2017-12-09 00:02:29

by Logan Gunthorpe

[permalink] [raw]
Subject: [PATCH 1/2] ntb_transport: Fix bug with max_mw_size parameter

When using the max_mw_size parameter of ntb_transport to limit the size of
the Memory windows, communication cannot be established and the queues
freeze.

This is because the mw_size that's reported to the peer is correctly
limited but the size used locally is not. So the MW is initialized
with a buffer smaller than the window but the TX side is using the
full window. This means the TX side will be writing to a region of the
window that points nowhere.

This is easily fixed by applying the same limit to tx_size in
ntb_transport_init_queue().

Fixes: e26a5843f7f5 ("NTB: Split ntb_hw_intel and ntb_transport drivers")
Signed-off-by: Logan Gunthorpe <[email protected]>
Cc: Jon Mason <[email protected]>
Cc: Dave Jiang <[email protected]>
Cc: Allen Hubbe <[email protected]>
---
drivers/ntb/ntb_transport.c | 3 +++
1 file changed, 3 insertions(+)

diff --git a/drivers/ntb/ntb_transport.c b/drivers/ntb/ntb_transport.c
index 045e3dd4750e..9878c48826e3 100644
--- a/drivers/ntb/ntb_transport.c
+++ b/drivers/ntb/ntb_transport.c
@@ -1003,6 +1003,9 @@ static int ntb_transport_init_queue(struct ntb_transport_ctx *nt,
mw_base = nt->mw_vec[mw_num].phys_addr;
mw_size = nt->mw_vec[mw_num].phys_size;

+ if (max_mw_size && mw_size > max_mw_size)
+ mw_size = max_mw_size;
+
tx_size = (unsigned int)mw_size / num_qps_mw;
qp_offset = tx_size * (qp_num / mw_count);

--
2.11.0


2017-12-09 00:02:31

by Logan Gunthorpe

[permalink] [raw]
Subject: [PATCH 2/2] ntb_hw_switchtec: Check for alignment of the buffer in mw_set_trans()

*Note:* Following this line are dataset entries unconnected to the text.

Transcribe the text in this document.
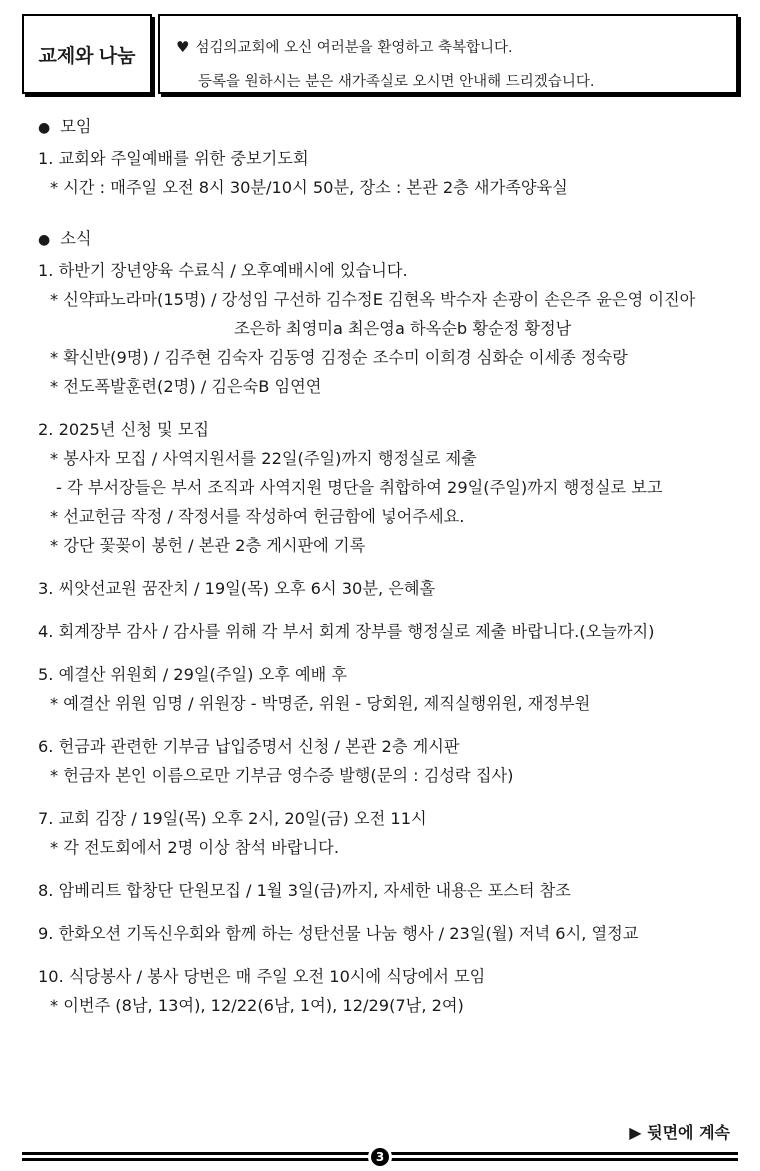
교제와 나눔	♥ 섬김의교회에 오신 여러분을 환영하고 축복합니다.
등록을 원하시는 분은 새가족실로 오시면 안내해 드리겠습니다.
● 모임
1. 교회와 주일예배를 위한 중보기도회
* 시간 : 매주일 오전 8시 30분/10시 50분, 장소 : 본관 2층 새가족양육실
● 소식
1. 하반기 장년양육 수료식 / 오후예배시에 있습니다.
* 신약파노라마(15명) / 강성임 구선하 김수정E 김현옥 박수자 손광이 손은주 윤은영 이진아
조은하 최영미a 최은영a 하옥순b 황순정 황정남
* 확신반(9명) / 김주현 김숙자 김동영 김정순 조수미 이희경 심화순 이세종 정숙랑
* 전도폭발훈련(2명) / 김은숙B 임연연
2. 2025년 신청 및 모집
* 봉사자 모집 / 사역지원서를 22일(주일)까지 행정실로 제출
- 각 부서장들은 부서 조직과 사역지원 명단을 취합하여 29일(주일)까지 행정실로 보고
* 선교헌금 작정 / 작정서를 작성하여 헌금함에 넣어주세요.
* 강단 꽃꽂이 봉헌 / 본관 2층 게시판에 기록
3. 씨앗선교원 꿈잔치 / 19일(목) 오후 6시 30분, 은혜홀
4. 회계장부 감사 / 감사를 위해 각 부서 회계 장부를 행정실로 제출 바랍니다.(오늘까지)
5. 예결산 위원회 / 29일(주일) 오후 예배 후
* 예결산 위원 임명 / 위원장 - 박명준, 위원 - 당회원, 제직실행위원, 재정부원
6. 헌금과 관련한 기부금 납입증명서 신청 / 본관 2층 게시판
* 헌금자 본인 이름으로만 기부금 영수증 발행(문의 : 김성락 집사)
7. 교회 김장 / 19일(목) 오후 2시, 20일(금) 오전 11시
* 각 전도회에서 2명 이상 참석 바랍니다.
8. 암베리트 합창단 단원모집 / 1월 3일(금)까지, 자세한 내용은 포스터 참조
9. 한화오션 기독신우회와 함께 하는 성탄선물 나눔 행사 / 23일(월) 저녁 6시, 열정교
10. 식당봉사 / 봉사 당번은 매 주일 오전 10시에 식당에서 모임
* 이번주 (8남, 13여), 12/22(6남, 1여), 12/29(7남, 2여)
▶ 뒷면에 계속
3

With Switchtec hardware, the buffer used for a memory window must be
aligned to its size (the hardware only replaces the lower bits). In
certain circumstances dma_alloc_coherent() will not provide a buffer
that adheres to this requirement like when using the CMA and
CONFIG_CMA_ALIGNMENT is set lower than the buffer size.

When we get an unaligned buffer mw_set_trans() should return an error.
We also log an error so we know the cause of the problem.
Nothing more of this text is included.